The Opinion as to Popular Sciences and Synthetic Biology Over Time
The most notable phenomena within this result is the great variation in synthetic biology when compared to tje other sciences. The three traditional sciences deviate very little, this is predomenantly due to the language used in scienctific media being relatively unbiased. Computer Science is discussed frequently in non scientific contexts and thus is subject to a wide range of dictions which influence the result. The reason for Mathematics low score is non obvious and may too be due to discussion in a non measured forum or may be due to the subject being generally discussed less favorably.
The Amount of Discussion of Sciences Over Time
Once again synthetic biology is noteable. This time for being discussed orders of magnitude less frequently than more traditional science. Thus, while synthetic biology may be subject to ranges of massively differing opinions it is not subject to massive amounts of conversation as per the less sensationalist sciences. This is also in part due to the names of the three traditional sciences being used often in general discussion.
The Opinion of Various Popular Culture Elements and Synthetic Biology Over Time
This result provides a frame of reference for synthetic biology as to how it pertains to other more commonly discussed elements. Interestingly it compares favorably as synthetic biology is seldom discussed in the remarkably polemic manner in which popular culture is discussed.

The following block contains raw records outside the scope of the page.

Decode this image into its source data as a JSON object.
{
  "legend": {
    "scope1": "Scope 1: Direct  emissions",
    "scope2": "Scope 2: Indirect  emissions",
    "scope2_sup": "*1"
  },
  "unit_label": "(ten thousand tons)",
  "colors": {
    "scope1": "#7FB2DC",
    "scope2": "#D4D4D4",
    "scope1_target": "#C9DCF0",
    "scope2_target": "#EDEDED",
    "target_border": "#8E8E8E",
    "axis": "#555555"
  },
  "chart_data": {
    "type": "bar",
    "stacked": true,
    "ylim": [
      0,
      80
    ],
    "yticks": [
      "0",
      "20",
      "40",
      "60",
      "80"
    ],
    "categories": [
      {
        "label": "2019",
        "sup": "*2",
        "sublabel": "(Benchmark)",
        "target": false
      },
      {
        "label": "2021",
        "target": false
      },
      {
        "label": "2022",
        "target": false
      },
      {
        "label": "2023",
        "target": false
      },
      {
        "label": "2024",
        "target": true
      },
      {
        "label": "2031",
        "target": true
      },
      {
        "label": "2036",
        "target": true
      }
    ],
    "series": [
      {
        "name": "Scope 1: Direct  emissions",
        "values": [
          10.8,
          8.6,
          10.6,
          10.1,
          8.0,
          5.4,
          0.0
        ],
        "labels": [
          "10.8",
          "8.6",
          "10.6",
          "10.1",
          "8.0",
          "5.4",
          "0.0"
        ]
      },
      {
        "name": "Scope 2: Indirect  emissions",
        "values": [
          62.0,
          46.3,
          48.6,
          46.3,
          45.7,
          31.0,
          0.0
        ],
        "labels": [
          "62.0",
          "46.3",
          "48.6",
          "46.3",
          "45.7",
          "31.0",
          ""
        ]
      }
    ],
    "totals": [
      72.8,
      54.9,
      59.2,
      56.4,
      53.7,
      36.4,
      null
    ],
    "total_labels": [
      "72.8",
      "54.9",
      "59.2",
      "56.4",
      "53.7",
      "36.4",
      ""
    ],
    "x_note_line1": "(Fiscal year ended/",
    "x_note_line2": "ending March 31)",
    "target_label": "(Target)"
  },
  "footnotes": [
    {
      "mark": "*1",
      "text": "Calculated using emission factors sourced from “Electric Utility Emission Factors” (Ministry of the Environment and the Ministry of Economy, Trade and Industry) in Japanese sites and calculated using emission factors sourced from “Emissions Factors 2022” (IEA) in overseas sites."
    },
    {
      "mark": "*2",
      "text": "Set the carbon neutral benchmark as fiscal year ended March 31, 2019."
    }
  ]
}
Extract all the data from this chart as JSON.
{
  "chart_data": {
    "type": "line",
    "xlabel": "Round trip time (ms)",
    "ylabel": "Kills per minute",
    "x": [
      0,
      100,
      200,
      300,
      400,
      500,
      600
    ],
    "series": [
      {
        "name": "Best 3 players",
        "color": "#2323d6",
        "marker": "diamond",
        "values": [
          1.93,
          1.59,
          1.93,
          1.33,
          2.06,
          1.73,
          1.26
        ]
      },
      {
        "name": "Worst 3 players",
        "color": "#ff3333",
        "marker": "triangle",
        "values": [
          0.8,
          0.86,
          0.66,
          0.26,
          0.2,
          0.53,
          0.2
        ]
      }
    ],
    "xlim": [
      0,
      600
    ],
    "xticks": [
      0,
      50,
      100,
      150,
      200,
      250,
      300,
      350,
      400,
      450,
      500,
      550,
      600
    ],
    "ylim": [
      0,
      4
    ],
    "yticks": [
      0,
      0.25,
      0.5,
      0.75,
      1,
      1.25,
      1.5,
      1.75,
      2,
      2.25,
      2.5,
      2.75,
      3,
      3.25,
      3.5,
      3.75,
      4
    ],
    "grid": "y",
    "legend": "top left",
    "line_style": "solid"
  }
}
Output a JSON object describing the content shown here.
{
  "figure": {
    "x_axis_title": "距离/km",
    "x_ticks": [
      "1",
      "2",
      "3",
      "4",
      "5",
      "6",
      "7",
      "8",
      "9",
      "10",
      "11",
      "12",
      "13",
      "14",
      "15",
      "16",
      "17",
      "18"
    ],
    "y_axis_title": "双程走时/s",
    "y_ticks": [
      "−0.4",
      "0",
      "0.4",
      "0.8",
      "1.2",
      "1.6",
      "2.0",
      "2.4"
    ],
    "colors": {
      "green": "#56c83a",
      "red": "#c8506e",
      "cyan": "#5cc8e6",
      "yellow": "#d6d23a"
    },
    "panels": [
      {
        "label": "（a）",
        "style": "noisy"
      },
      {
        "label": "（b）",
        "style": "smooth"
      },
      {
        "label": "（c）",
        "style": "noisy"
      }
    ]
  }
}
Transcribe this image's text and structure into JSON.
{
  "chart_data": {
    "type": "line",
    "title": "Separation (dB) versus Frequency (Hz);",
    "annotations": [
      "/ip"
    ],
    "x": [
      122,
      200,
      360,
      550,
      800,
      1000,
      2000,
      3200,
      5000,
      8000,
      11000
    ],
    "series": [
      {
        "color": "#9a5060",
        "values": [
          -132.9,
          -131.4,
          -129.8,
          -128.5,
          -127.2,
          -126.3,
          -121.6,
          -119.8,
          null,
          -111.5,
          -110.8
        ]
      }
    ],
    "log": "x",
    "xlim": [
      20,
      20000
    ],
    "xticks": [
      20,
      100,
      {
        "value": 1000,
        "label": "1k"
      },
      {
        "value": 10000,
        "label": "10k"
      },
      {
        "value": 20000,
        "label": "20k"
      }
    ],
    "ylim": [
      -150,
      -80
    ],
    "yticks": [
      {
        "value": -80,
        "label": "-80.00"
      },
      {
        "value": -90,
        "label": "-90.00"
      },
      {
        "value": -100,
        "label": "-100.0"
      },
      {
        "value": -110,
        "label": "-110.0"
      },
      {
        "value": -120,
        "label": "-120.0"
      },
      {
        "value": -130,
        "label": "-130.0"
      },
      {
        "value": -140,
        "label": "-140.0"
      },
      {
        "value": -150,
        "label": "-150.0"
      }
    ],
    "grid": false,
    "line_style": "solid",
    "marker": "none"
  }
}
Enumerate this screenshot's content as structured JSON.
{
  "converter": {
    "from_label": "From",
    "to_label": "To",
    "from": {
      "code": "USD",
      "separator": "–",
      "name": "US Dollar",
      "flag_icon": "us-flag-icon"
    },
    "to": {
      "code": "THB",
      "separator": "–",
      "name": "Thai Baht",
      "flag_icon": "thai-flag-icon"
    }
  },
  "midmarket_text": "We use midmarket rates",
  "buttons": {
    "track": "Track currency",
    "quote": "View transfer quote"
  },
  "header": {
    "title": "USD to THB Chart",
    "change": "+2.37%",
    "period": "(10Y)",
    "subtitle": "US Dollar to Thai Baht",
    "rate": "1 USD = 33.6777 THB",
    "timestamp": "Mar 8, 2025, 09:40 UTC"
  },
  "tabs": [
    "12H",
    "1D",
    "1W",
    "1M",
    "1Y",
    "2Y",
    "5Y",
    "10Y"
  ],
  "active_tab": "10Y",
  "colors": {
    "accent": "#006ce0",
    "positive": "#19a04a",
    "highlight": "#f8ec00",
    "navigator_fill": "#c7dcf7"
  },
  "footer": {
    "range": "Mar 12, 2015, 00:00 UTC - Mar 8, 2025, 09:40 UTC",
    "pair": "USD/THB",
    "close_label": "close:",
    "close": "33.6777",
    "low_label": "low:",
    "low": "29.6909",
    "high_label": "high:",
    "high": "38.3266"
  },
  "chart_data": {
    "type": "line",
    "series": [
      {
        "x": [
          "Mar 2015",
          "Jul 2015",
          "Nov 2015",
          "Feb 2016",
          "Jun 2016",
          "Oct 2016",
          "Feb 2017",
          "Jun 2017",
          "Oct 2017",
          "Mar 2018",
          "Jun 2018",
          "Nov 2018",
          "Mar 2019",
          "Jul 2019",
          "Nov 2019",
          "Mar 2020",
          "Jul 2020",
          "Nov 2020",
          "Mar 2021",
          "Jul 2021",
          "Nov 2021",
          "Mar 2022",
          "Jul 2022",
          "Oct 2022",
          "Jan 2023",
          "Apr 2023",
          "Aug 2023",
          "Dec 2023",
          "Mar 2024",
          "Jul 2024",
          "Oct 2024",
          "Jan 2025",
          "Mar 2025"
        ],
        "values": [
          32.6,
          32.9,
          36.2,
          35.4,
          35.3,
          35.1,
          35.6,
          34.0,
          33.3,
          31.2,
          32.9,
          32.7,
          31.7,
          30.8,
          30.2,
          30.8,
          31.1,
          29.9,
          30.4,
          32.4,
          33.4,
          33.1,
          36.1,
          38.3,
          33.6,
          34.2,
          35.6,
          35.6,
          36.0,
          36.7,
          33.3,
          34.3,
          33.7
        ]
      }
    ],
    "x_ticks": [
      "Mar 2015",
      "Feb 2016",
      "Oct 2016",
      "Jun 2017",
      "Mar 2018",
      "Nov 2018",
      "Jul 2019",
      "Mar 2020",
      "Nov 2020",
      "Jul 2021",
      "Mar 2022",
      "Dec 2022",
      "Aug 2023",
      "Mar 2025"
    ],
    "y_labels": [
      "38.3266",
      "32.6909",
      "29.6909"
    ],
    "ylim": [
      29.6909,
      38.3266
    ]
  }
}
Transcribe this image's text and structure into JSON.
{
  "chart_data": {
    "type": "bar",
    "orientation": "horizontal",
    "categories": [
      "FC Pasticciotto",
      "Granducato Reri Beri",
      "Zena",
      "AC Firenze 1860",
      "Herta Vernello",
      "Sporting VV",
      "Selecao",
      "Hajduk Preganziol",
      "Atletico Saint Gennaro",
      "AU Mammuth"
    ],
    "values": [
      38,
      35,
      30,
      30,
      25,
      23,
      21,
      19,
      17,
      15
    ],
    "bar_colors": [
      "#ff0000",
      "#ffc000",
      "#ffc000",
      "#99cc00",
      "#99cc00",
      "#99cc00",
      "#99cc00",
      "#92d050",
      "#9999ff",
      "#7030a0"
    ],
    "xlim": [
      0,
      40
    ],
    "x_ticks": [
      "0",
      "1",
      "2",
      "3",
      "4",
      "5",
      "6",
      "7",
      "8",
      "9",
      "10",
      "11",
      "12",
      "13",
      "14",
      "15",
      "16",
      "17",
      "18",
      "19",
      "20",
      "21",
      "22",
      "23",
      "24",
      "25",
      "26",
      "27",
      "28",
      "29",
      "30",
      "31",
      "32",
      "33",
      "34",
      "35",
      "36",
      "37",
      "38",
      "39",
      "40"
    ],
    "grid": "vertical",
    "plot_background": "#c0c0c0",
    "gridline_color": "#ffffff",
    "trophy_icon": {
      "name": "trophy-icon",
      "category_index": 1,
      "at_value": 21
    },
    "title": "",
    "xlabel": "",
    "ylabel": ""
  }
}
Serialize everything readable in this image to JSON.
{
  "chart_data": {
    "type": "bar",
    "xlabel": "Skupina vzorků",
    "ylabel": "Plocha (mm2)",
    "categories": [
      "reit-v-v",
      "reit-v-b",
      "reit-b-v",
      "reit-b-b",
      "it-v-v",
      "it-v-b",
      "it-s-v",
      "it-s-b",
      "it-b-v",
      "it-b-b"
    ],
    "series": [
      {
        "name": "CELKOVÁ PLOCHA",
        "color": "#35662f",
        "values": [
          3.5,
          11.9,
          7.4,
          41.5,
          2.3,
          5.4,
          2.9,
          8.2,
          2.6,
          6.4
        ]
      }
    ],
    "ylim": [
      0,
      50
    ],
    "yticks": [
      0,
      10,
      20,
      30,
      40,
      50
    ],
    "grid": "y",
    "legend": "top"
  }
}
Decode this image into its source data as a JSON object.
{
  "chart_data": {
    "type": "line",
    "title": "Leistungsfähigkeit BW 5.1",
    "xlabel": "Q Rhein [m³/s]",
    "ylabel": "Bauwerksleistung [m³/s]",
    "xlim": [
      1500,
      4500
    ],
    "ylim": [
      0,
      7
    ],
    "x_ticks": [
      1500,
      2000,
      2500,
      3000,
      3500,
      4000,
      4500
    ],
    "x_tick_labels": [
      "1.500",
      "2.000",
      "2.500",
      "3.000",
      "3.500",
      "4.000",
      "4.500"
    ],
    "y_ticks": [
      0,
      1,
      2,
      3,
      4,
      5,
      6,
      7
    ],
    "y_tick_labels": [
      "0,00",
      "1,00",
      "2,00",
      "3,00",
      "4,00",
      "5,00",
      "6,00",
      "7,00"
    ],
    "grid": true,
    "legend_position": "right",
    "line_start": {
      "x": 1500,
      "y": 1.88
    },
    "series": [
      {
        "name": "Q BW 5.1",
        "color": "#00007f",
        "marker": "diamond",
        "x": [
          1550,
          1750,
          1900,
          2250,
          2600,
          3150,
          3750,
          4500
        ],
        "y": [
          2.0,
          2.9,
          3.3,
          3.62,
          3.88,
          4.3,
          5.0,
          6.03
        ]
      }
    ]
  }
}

The Amount of Discussion of Popular Culture Elements and Synthetic Biology over Time
Politics, footbal and Lady Gaga occur more often as Synthetic Biology. Our crawled text is sufficiently general for a comparison. It is clearly shown that popular culture elements are discussed far more regularly than synthetic biology.
Conclusions
In the spirt of iGEM this methodology presents a technological solution to a real world problem. Traditional surveys are limited in their capacity. They are extremely limited by their range. Even surveys distributed over the web or manually in multiple countries touch but a tiny fraction of the worlds population. Traditional data gathering techniques are also invasive and do not gurantee genuine responces. The solution attempts to rectifiy these problems by sampling the vast range of web accessible content on a diverse collection of subjects. In doing so it is possible to gather up to date data from a vast range of sources, far beyond the reach of more traditional techniques. It too is easily repeatable and does not require manpower or participants to run a traditional survey. It is not however without it's drawbacks. The computational analysis of language is far from perfect and can lead of inacurate conclusions. Additionally a signficant drawback is that this methodology only aquires data from persons already aquainted with the subject matter and cannot seek information from uninitiated parties. For this purpose more traditional data collection techniques are prefered.
The results prsented here are a proof of concept. We show how human practices can be investigated technologically and how iGEM can gain a wider view of the world. The results displayed are a fraction of the possibilites that our methodology could be applied to. Time, storage and compute time limited what could be done however we present a valid first step towards investigating human practices in a more traditionally scientific manner. The program we provide is capable of resolving the country of origin of a web page and in some cases (the case of blogs) the age of page. Future work could examine geographic spread of opinion and consider historical data. The best application of this methodology is in the augmentation of traditional survey methods. Through combining both sociological methods and technical methods it is possible to capture an in depth perspective of the world as it pertains to a subject to serve as an excellent building block for a human practices investigation.